News Feature | March 14, 2017

Oral Delivery System Could Remove Needles From Vaccines

By Suzanne Hodsden

mucojet-capsule
UC Berkeley photo by Stephen McNally

A novel oral delivery system could one day offer an alternative to injectable vaccines with a pill-sized device that releases a jet stream of water and vaccine molecules into the inner skin of the cheek. A proof-of-concept study conducted by the University of California, Berkeley (UCB), with both pigs and rabbits, demonstrated the technology using egg white proteins.

Molecules in biologic drugs like insulin and many vaccines are much larger than the average chemical-based pharmaceutical — too large to be delivered orally in pill form — and are traditionally administered through subcutaneous injections. For chronic illnesses that require frequent dosages and vaccines that must be administered to small children, needles present a painful and inconvenient problem.

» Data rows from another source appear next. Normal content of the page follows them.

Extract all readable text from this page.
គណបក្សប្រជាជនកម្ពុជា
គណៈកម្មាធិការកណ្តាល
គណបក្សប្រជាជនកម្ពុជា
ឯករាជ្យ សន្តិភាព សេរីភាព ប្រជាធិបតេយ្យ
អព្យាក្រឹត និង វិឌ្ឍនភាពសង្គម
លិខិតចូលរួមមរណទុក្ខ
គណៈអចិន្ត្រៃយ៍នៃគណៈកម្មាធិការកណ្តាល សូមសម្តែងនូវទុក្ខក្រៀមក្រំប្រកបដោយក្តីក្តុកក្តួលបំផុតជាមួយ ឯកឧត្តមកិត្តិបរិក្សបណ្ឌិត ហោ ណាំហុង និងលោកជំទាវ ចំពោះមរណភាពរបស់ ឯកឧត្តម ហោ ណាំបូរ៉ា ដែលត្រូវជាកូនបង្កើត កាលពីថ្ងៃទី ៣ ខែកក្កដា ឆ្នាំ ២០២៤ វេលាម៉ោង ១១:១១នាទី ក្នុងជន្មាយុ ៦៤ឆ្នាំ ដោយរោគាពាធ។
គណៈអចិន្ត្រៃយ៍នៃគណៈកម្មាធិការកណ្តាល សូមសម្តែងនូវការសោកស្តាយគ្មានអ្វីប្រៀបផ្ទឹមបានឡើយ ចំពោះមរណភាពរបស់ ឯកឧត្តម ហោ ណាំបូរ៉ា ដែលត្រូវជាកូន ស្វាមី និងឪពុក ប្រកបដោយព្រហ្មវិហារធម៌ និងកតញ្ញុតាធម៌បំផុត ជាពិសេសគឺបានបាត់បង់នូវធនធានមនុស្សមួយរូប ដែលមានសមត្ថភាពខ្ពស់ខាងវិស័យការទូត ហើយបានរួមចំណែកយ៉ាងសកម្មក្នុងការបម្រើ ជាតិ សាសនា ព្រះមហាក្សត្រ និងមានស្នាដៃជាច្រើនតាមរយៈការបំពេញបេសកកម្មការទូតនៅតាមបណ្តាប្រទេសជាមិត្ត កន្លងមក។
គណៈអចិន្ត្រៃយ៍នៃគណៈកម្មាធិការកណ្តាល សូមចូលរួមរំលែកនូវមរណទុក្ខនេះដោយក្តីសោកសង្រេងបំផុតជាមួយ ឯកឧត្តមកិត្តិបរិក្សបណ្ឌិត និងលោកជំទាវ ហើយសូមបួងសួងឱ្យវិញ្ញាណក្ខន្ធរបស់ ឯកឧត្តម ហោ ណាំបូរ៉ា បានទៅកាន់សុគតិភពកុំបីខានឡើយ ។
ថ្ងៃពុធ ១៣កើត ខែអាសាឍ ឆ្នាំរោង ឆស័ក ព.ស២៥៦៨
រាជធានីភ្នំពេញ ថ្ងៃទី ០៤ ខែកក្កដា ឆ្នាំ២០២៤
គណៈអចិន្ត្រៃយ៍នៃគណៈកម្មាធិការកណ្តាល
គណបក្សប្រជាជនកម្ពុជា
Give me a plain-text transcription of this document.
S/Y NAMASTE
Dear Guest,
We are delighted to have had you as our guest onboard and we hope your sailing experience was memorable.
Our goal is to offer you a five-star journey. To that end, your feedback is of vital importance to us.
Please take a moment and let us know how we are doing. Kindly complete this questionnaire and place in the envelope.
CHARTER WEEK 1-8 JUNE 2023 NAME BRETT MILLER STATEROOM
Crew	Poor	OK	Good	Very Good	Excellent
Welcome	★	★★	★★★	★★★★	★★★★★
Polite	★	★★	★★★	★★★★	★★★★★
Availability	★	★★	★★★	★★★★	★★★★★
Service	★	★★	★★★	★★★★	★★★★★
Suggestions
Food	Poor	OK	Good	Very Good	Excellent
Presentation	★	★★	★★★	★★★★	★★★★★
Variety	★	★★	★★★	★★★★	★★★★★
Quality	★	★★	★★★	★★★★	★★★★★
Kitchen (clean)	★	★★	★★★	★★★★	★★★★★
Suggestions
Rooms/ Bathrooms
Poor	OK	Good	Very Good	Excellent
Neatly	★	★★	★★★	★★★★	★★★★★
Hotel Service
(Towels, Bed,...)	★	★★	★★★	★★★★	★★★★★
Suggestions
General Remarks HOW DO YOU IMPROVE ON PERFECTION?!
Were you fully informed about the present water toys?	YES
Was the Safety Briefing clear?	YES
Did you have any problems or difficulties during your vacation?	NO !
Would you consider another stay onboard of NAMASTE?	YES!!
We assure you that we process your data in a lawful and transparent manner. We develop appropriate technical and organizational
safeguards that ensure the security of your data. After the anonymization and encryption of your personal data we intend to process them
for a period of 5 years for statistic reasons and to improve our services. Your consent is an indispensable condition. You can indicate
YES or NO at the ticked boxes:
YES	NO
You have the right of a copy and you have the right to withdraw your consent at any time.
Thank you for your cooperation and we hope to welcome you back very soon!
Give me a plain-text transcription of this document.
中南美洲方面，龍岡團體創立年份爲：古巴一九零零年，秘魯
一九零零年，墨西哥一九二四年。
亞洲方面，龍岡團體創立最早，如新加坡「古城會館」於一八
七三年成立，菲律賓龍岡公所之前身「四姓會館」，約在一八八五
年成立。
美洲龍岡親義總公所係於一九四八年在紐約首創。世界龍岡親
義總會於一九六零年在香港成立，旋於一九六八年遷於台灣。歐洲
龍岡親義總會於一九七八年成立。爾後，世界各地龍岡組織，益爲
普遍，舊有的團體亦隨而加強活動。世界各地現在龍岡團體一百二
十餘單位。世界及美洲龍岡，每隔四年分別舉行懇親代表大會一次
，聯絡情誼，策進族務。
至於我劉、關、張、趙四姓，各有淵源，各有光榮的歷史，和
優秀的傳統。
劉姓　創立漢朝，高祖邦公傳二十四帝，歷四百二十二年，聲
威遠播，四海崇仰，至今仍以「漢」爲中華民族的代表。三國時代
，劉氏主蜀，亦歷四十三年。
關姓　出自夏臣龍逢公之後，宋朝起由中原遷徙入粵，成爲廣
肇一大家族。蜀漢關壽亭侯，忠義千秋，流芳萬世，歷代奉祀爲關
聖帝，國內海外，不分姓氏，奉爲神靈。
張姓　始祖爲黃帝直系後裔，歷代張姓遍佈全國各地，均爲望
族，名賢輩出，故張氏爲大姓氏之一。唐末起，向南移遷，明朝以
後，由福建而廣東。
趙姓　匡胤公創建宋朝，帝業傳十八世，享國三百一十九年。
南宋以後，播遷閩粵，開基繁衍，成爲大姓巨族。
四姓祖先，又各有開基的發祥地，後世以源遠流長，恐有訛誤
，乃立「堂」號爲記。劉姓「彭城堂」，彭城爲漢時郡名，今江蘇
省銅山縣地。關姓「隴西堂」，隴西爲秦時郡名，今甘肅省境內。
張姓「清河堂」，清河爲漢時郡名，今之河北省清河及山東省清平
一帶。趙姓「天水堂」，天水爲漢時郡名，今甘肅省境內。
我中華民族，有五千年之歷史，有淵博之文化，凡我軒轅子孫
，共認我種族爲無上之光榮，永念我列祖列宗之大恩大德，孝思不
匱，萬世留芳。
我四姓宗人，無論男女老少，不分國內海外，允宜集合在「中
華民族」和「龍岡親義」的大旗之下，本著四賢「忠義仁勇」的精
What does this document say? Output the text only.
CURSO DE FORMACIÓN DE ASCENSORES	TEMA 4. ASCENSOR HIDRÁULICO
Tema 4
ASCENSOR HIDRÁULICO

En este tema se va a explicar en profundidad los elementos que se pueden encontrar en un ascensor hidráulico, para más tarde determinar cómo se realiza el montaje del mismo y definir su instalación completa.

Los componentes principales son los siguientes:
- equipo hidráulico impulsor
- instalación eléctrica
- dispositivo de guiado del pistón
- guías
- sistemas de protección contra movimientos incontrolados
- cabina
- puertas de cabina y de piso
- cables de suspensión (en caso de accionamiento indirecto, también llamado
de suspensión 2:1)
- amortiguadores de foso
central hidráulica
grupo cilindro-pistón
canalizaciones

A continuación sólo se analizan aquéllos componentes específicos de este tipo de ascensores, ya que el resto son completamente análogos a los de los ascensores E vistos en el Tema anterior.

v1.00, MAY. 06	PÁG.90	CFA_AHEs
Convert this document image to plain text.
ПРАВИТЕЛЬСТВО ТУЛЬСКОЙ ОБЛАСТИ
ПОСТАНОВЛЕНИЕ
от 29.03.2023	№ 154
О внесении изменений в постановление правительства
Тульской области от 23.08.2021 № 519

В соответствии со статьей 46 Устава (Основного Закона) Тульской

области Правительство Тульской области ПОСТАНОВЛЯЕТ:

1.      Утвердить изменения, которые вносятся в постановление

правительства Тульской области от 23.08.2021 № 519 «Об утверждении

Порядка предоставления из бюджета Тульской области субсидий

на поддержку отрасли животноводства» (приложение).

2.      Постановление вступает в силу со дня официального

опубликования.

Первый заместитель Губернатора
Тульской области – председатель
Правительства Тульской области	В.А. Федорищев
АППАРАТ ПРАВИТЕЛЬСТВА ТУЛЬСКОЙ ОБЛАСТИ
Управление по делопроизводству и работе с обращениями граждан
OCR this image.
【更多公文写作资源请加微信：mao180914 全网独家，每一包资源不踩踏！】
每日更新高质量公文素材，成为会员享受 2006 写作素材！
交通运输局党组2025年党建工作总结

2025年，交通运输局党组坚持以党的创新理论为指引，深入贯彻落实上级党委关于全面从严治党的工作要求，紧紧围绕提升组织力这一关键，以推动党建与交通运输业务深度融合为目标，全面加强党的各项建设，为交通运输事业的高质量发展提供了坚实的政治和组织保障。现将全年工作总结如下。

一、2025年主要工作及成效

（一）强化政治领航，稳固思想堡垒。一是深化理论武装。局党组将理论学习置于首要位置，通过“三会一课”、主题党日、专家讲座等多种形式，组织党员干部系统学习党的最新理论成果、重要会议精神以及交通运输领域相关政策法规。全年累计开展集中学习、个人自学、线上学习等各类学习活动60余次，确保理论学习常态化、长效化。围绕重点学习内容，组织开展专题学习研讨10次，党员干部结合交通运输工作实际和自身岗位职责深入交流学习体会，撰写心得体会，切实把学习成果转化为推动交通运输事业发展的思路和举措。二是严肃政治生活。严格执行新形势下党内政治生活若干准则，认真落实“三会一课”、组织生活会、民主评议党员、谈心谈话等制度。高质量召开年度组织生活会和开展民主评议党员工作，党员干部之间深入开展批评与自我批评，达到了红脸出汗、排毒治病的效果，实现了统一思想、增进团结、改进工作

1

Finding innovative ways to bypassing the needle has become the “holy grail” of pharmaceutical research. In 2014, the CEO of InCube Venture introduced a robotic pill with needles made of sugar, which he claims are capable of delivering biologic drugs; the technology is under investigation , facilitated by a partnership between Rani Therapeutics and Novartis. MIT’s recently launched startup Portal Instruments plans to begin commercializing a needle-free drug-delivery system that will allow patients to self-administer their medications without injections.

The oral delivery system proposed by UCB scientists is not meant to be swallowed, but instead pressed against the inside of the cheek, targeting the buccal region — an area of the body that researchers say is rich in immune cells, but underutilized in currently available treatments. The pill-sized device, which is called MucoJet, delivers the vaccine using a jet stream of that is capable of passing through the thick mucosal layer that oral spray vaccines are unable to penetrate.

Researchers told Berkeley News that the water stream does create some pressure but is virtually painless when compared to a needle injection.

“The jet is similar in pressure to a water pick that dentists use,” said Kiana Aran, who developed the technology as a post-doctoral researcher at UCB and is now an assistant professor at Keck Graduate Institute.

The device can hold up to 250 milliliters of water and 100 milliliters of powdered vaccine in two separate reservoirs. A propellant made of citric acid and sodium bicarbonate is sealed separate from both water and vaccine by a dissolvable membrane. To administer the vaccine, the patient clicks the two compartments together, the membrane dissolves, and the resulting carbon dioxide gas ejects the water and vaccine into the skin of the cheek.

A study published in Science Translational Medicine demonstrated the technology using ovalbumin injected inside the oral cavities of rabbits. Ovalbumin antibodies were present in blood drawn from the rabbits ears up to 6 weeks following their vaccination, six times the amount as the control group that received ovalbumin through droppers.

The device’s ability to elicit antibody production in the buccal region as well as in the rest of the body’s circulating blood, wrote study authors, gives MucoJet the “potential to accelerate the development of noninvasive oral vaccines.”

Researchers are working on different designs and applications of the device, and Aran suggested the placement of the device in a candy would allow parents to administer vaccines at home without having to go to the clinic.